La famiglia Russell è stata colpita da una terribile tragedia che ha segnato per sempre la vita dei fratelli Tim e Kaylie. Dieci anni dopo, Tim, che era stato accusato del brutale assassinio di entrambi i genitori, lascia il carcere con l’unico desiderio di lasciarsi tutto alle spalle e ricominciare. La sorella Kaylie invece, ancora ossessionata da quella fatidica notte, è fortemente convinta che la morte dei suoi genitori sia stata causata da una forza maligna nascosta in un antico specchio che si trovava nella casa di famiglia…
Con Oculus abbiamo finalmente una pellicola che si distacca da quella che è l' estetica dei new horror di James Wan (Insidious 1 & 2, The Conjuring- L' Evocazione) ed epigoni (Sinister, Dark Skies), tutti o quasi di pregevole fattura ma dalle trame abbastanza derivative o ripetitive nei loro clichè di genere. Il regista Mike Flanagan, coadiuvato dallo sceneggiatore Jeff Howard, coraggiosamente va oltre ed osa un pochino di più: parte da un proprio cortometraggio del 2006 - Oculus: Chapter 3 - The man with the plan – e lo “dilata” a lungometraggio riuscendo a conservare la freschezza di un lavoro originale che operazioni dalla genesi simile (vedi La Madre) non sono riuscite a mantenere. Ne esce un’ operazione ben congegnata, a tratti veramente disturbante (attenzione alle mele!) e dal ritmo narrativo quasi perfetto.

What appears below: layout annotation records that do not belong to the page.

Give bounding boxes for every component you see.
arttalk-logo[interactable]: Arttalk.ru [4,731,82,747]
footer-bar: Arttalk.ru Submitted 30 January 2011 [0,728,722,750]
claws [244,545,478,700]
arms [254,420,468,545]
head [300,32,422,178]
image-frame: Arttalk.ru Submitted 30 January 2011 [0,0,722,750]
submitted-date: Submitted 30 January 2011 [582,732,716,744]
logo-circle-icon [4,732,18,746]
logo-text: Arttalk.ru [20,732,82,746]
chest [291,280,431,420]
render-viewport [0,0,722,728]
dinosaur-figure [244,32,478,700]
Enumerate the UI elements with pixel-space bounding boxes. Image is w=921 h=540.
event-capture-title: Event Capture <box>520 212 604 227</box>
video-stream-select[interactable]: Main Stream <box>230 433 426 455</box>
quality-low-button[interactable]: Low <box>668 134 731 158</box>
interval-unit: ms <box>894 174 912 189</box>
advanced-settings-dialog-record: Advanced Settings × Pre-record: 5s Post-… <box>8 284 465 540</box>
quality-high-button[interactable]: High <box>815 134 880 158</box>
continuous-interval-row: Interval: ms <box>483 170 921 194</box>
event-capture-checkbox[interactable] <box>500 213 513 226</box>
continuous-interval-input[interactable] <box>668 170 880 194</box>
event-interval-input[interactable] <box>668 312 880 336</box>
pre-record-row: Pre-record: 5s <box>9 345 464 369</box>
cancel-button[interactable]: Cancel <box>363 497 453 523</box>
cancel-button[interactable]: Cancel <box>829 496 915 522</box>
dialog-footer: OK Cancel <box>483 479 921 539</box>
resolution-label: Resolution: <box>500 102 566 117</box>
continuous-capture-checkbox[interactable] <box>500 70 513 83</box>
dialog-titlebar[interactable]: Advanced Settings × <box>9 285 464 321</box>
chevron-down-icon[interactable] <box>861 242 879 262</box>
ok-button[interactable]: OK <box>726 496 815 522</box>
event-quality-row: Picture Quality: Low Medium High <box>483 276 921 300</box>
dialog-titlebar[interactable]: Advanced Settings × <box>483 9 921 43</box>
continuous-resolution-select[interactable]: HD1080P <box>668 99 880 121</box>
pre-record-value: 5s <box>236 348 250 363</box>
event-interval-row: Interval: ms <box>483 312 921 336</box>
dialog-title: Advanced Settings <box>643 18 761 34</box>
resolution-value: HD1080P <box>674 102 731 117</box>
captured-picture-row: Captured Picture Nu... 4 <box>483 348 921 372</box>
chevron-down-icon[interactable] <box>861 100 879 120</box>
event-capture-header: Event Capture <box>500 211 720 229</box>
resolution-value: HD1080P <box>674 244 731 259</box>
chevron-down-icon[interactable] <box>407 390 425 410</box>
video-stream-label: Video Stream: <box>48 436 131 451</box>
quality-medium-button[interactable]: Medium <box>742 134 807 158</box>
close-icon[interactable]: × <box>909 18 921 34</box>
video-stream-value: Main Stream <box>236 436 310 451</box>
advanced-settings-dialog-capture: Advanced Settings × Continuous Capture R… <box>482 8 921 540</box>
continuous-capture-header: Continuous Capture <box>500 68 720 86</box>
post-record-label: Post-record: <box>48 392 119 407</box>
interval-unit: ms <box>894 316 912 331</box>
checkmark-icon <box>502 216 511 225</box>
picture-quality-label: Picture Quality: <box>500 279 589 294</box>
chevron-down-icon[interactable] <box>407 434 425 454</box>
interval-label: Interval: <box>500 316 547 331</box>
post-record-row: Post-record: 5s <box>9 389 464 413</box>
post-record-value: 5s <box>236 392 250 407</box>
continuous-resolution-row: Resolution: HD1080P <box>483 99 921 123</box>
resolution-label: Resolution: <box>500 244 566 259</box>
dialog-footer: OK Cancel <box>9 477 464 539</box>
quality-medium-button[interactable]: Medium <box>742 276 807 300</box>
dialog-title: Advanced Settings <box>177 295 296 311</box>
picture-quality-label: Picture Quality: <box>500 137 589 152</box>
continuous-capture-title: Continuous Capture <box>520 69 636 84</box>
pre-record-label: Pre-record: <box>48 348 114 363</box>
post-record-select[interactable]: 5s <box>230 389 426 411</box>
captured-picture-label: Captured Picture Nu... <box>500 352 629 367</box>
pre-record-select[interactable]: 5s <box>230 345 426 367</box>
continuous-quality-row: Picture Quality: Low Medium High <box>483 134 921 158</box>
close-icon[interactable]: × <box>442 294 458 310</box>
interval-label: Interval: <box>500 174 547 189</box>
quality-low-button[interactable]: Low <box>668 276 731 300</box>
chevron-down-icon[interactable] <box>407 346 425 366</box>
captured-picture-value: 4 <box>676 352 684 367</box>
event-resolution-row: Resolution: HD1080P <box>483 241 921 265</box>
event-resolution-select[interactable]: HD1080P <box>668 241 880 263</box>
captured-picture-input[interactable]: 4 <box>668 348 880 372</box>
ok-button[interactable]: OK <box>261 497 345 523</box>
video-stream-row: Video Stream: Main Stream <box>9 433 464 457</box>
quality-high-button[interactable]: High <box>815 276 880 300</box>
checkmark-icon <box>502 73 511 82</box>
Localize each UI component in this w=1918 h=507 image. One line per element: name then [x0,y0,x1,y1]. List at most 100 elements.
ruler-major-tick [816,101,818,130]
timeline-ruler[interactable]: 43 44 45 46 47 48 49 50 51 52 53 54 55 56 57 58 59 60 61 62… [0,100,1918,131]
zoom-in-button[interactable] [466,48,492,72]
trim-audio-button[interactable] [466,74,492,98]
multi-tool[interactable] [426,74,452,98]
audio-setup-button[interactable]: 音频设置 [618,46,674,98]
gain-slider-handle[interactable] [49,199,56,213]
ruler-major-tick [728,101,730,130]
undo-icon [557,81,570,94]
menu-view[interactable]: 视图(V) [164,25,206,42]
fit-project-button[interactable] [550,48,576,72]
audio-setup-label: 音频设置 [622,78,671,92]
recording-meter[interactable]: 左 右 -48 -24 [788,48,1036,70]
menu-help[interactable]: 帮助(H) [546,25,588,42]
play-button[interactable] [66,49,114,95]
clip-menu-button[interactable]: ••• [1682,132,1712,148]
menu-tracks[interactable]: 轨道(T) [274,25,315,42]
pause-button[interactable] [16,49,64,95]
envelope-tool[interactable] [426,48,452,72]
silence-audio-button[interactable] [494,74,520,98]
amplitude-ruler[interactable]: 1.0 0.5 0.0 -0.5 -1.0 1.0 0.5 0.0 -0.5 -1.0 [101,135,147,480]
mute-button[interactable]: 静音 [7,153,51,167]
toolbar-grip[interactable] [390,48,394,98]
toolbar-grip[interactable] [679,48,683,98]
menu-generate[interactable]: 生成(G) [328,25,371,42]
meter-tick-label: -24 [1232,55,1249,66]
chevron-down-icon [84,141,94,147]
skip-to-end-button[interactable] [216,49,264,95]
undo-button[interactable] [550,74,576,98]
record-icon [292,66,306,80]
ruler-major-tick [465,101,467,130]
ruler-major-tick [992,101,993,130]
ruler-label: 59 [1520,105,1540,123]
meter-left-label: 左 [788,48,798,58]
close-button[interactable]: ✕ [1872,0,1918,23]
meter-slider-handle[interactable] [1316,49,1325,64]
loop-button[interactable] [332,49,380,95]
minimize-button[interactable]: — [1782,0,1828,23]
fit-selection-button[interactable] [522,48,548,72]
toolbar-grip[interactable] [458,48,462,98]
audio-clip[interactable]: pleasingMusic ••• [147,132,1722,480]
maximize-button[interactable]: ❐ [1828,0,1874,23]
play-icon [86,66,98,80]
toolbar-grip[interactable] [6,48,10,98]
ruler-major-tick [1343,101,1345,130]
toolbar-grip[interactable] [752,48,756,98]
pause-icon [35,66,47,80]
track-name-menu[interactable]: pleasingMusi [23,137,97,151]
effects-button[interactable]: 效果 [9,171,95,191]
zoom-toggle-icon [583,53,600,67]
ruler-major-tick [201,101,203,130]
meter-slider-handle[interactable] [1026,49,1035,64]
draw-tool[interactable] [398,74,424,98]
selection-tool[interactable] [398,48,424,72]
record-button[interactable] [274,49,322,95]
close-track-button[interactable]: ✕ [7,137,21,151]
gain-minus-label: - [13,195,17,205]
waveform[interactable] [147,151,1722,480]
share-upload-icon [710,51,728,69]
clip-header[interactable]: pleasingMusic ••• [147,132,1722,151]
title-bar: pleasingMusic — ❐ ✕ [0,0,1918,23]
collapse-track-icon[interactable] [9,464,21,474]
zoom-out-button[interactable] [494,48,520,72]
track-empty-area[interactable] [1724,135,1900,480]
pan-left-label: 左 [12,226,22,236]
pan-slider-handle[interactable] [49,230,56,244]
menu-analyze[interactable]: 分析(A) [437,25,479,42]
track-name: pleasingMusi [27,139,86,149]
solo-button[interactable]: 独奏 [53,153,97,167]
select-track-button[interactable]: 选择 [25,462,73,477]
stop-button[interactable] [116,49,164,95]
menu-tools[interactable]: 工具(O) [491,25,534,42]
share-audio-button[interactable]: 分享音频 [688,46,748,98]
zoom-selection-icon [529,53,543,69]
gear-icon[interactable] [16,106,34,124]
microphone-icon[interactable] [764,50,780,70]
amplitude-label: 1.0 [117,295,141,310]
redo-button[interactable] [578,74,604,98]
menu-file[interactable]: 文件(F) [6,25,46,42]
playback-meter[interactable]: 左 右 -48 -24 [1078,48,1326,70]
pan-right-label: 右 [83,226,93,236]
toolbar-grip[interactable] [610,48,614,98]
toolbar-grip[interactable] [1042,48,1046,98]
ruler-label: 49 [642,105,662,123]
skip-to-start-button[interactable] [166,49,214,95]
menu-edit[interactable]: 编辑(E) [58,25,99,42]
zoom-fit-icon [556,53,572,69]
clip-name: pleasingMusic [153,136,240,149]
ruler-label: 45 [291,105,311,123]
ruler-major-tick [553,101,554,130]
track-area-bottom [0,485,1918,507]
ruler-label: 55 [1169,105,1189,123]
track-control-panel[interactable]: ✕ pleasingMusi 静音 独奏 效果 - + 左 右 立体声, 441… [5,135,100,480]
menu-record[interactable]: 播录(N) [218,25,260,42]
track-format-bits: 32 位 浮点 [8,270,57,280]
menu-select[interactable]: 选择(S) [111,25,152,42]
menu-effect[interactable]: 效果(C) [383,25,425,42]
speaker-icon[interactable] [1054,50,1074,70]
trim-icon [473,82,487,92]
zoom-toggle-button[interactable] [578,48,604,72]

Il punto di forza di Oculus infatti è certamente il montaggio – Mike Flanagan nasce professionalmente come montatore – che alterna flashback, azione in tempo reale ed incubi indotti dallo specchio in maniera perfettamente controllata e coerente, riuscendo ad evitare grossolani errori di continuità che la sceneggiatura/rompicapo potrebbe facilmente indurre. Pur non essendo priva di difetti (un paio di situazioni sono involontariamente comiche ed il finale, facendo un po’ di attenzione ai particolari, è parzialmente prevedibile), la pellicola funziona perché basa il meccanismo di induzione dello spavento, più che sui soliti “trucchetti” cinematografici (aumento improvviso della musica, angoli morti dell’ inquadratura che nascondono personaggi o mostruosità varie), sulla mancanza di punti di riferimento stabili. Lo spettatore si ritrova così scagliato in una vicenda non solo dai contorni non definiti ma la cui intera struttura viene messa continuamente in discussione e ribaltata con intelligenza ed ironia.
Il coinvolgimento nella vicenda è garantito anche dal buon cast - composto finalmente da attori e non da “faccine” prese di peso da una delle tante teen series - su tutti la brava Karen Gillan (Doctor Who e, prossimamente, Guardians Of The Galaxy) che riesce a rendere immediatamente credibile ed empatica la propria figura di eroina/vittima sospesa fra follia, fragilità e sete di vendetta.